A few years back I gave a talk on Ronald Reagan to The Exchange Club in Jonesboro, Arkansas. I was preceded by a couple of civil war reenactors, one of whom solemnly declared that "the civil war was not about slavery." Every head in the room, mine excepted, nodded in agreement. Of course the civil war was about nothing else, but it says something about the South that it should dearly want to deny the ugly truth about the "late unpleasantness" between the states. There is no sentiment in the South anymore to defend either slavery or segregation, but there is surely a desire to defend Southern heritage.
Ryan Lizza of the New Republic has stirred up a lot of sediment by launching an early blow against former Virginia Governor George Allen's bid for the presidency. Lizza's piece is a very interesting, if jaundiced, political biography. Most notably, he makes the case that Allen was interested in the Confederacy long before he was in any sense a southerner. In high school in Palos Verdes, California, Ryan drove around listening to Johnny Cash's Folsum Prison tape in a red mustang with a confederate flag plate on the front. Lizza's article reproduces a picture of Allen with a confederate flag pin on his jacket.

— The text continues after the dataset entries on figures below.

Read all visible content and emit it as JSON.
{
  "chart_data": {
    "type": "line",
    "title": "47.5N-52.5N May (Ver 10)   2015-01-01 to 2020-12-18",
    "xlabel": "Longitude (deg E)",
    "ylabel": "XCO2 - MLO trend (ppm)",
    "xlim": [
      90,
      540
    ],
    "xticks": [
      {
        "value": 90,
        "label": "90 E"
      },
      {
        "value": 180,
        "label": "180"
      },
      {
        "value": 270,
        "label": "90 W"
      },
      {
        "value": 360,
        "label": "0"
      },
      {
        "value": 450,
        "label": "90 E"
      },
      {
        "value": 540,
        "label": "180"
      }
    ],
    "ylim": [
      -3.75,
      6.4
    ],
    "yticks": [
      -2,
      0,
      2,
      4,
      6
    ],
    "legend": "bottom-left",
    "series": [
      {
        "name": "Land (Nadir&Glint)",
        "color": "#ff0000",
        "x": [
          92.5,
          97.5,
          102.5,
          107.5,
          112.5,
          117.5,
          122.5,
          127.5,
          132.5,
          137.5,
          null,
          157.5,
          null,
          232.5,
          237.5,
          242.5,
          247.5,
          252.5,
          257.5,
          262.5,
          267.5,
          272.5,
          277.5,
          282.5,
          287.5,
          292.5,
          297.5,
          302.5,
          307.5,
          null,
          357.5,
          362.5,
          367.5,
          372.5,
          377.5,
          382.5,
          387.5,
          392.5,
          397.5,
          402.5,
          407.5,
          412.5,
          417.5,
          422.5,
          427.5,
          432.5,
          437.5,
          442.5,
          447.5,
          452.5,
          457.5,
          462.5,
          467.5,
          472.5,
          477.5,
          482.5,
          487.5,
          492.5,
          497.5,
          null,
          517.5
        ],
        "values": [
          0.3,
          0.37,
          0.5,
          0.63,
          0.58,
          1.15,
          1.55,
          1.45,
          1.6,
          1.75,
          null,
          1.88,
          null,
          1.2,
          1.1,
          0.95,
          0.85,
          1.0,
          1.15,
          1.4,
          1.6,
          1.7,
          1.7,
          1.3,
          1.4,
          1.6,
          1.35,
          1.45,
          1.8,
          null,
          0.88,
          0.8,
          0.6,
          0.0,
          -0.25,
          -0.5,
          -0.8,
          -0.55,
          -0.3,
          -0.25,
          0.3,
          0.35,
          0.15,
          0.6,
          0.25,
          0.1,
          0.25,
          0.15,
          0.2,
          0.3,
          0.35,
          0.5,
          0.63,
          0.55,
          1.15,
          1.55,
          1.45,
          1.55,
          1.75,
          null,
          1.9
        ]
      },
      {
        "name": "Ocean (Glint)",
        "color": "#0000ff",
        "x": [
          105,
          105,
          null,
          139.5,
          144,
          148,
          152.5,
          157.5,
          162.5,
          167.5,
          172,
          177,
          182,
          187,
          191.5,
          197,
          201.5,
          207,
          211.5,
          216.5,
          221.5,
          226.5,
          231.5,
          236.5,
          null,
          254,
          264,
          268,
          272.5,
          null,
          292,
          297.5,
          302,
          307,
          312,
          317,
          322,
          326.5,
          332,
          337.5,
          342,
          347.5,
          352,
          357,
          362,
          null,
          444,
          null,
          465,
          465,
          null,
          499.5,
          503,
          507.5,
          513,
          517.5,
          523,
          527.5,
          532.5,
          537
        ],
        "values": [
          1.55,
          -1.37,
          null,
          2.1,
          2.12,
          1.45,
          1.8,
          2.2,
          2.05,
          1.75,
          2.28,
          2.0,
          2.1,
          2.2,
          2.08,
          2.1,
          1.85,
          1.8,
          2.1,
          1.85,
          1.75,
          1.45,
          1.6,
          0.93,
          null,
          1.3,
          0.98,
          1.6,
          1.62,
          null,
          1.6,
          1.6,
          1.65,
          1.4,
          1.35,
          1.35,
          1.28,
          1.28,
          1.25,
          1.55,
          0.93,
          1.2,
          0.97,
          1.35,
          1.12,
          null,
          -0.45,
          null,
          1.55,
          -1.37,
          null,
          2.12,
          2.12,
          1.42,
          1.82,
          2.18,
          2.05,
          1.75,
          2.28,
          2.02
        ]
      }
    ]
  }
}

Lizza knows what to make of this.
As a child, Allen tells me, before he even moved to California, he learned about the painful history of the South when his dad would take the kids on long drives from Chicago to New Orleans and other Southern cities for football bowl games. There was one searing memory from those trips he shares with me. "I remember," Allen says, "driving through--somehow, my father was on some back road in Mississippi one time--and we had Illinois license plates. And it was a time when some of the freedom riders had been killed, and somehow we're on this road. And you see a cross burning way off in the fields. I was young at the time. I just remember the sense of urgency as we were driving through the night, a carload of people with Illinois license plates--that this is not necessarily a safe place to be."
Now the pin seemed even worse. Why would a young man with such a sensitive understanding of Southern racial conflict and no Southern heritage wear a Confederate flag in his formal yearbook photo?

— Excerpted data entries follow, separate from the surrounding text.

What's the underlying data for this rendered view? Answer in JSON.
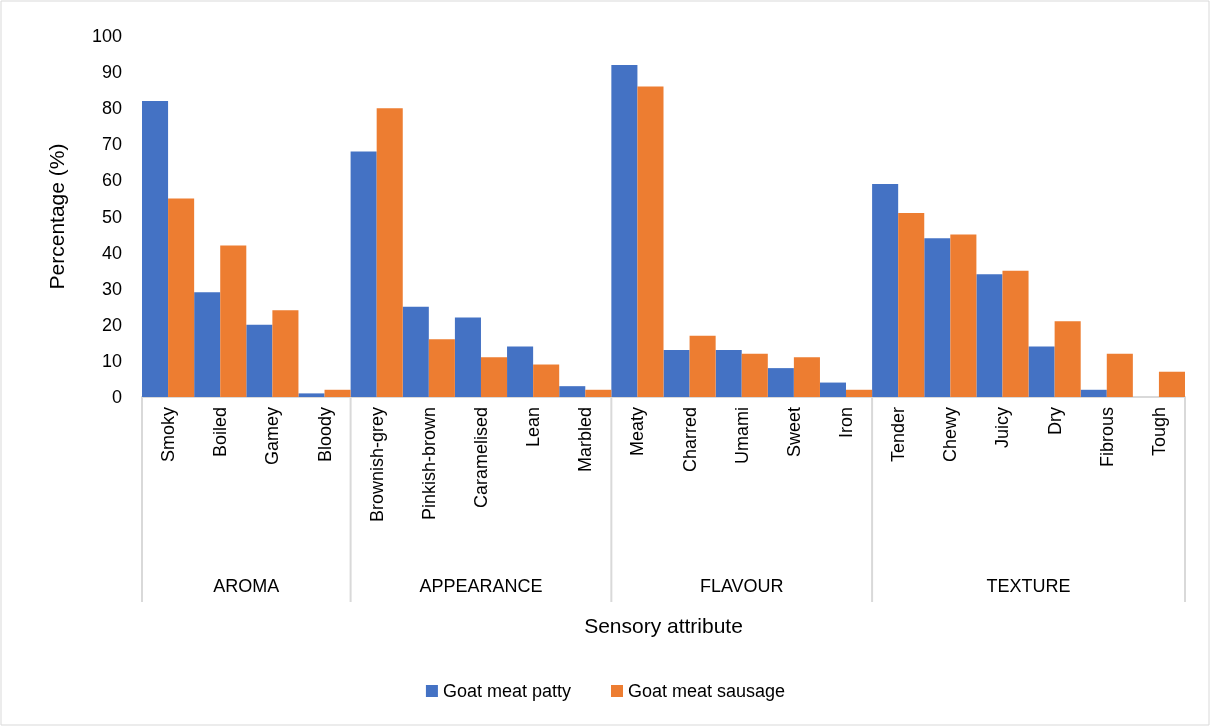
{
  "chart_data": {
    "type": "bar",
    "xlabel": "Sensory attribute",
    "ylabel": "Percentage (%)",
    "categories": [
      "Smoky",
      "Boiled",
      "Gamey",
      "Bloody",
      "Brownish-grey",
      "Pinkish-brown",
      "Caramelised",
      "Lean",
      "Marbled",
      "Meaty",
      "Charred",
      "Umami",
      "Sweet",
      "Iron",
      "Tender",
      "Chewy",
      "Juicy",
      "Dry",
      "Fibrous",
      "Tough"
    ],
    "series": [
      {
        "name": "Goat meat patty",
        "color": "#4472c4",
        "values": [
          82,
          29,
          20,
          1,
          68,
          25,
          22,
          14,
          3,
          92,
          13,
          13,
          8,
          4,
          59,
          44,
          34,
          14,
          2,
          0
        ]
      },
      {
        "name": "Goat meat sausage",
        "color": "#ed7d31",
        "values": [
          55,
          42,
          24,
          2,
          80,
          16,
          11,
          9,
          2,
          86,
          17,
          12,
          11,
          2,
          51,
          45,
          35,
          21,
          12,
          7
        ]
      }
    ],
    "annotations": [
      "AROMA",
      "APPEARANCE",
      "FLAVOUR",
      "TEXTURE"
    ],
    "ylim": [
      0,
      100
    ],
    "yticks": [
      0,
      10,
      20,
      30,
      40,
      50,
      60,
      70,
      80,
      90,
      100
    ],
    "grid": false,
    "legend": "bottom"
  }
}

Now I have to admit that when a politician tells a tale like this, it sounds a lot like a re-edit of the past. We would all like to think we were savvy and well-meaning when we were in high school. And it puts him on the right side of history. But the assumption that a confederate flag is itself a symbol of racism is simply not true.
I do not now nor have I ever sported a confederate flag on my car or my person. Abraham Lincoln is one of my heroes, something that might get me kicked out of the exchange club were it generally known (and were I a member). But I knew a lot of people who did sport the flag, and I can report that it was not evidence of racism. Among genuine southerners, it was most frequently a simple assertion of pride in a heritage that was frequently trampled upon in the media. More generally it became the flag of people who listened to country music and drove pick up trucks more than red mustangs. That, I think, explains its attraction to the young Allen.
Lizza is quite right to ask questions about the meaning of the flag to a man who wants to be President. Sometimes it does mean racism. But what he in fact reveals is that Allen carries considerably less baggage than, say Senator Robert Byrd of West Virginia, who largely escapes scrutiny owing to the fact that he is a Democrat. Allen's record as governor is nothing to be ashamed of, and that counts more than a flag pin and a bad hair cut when he was in high school.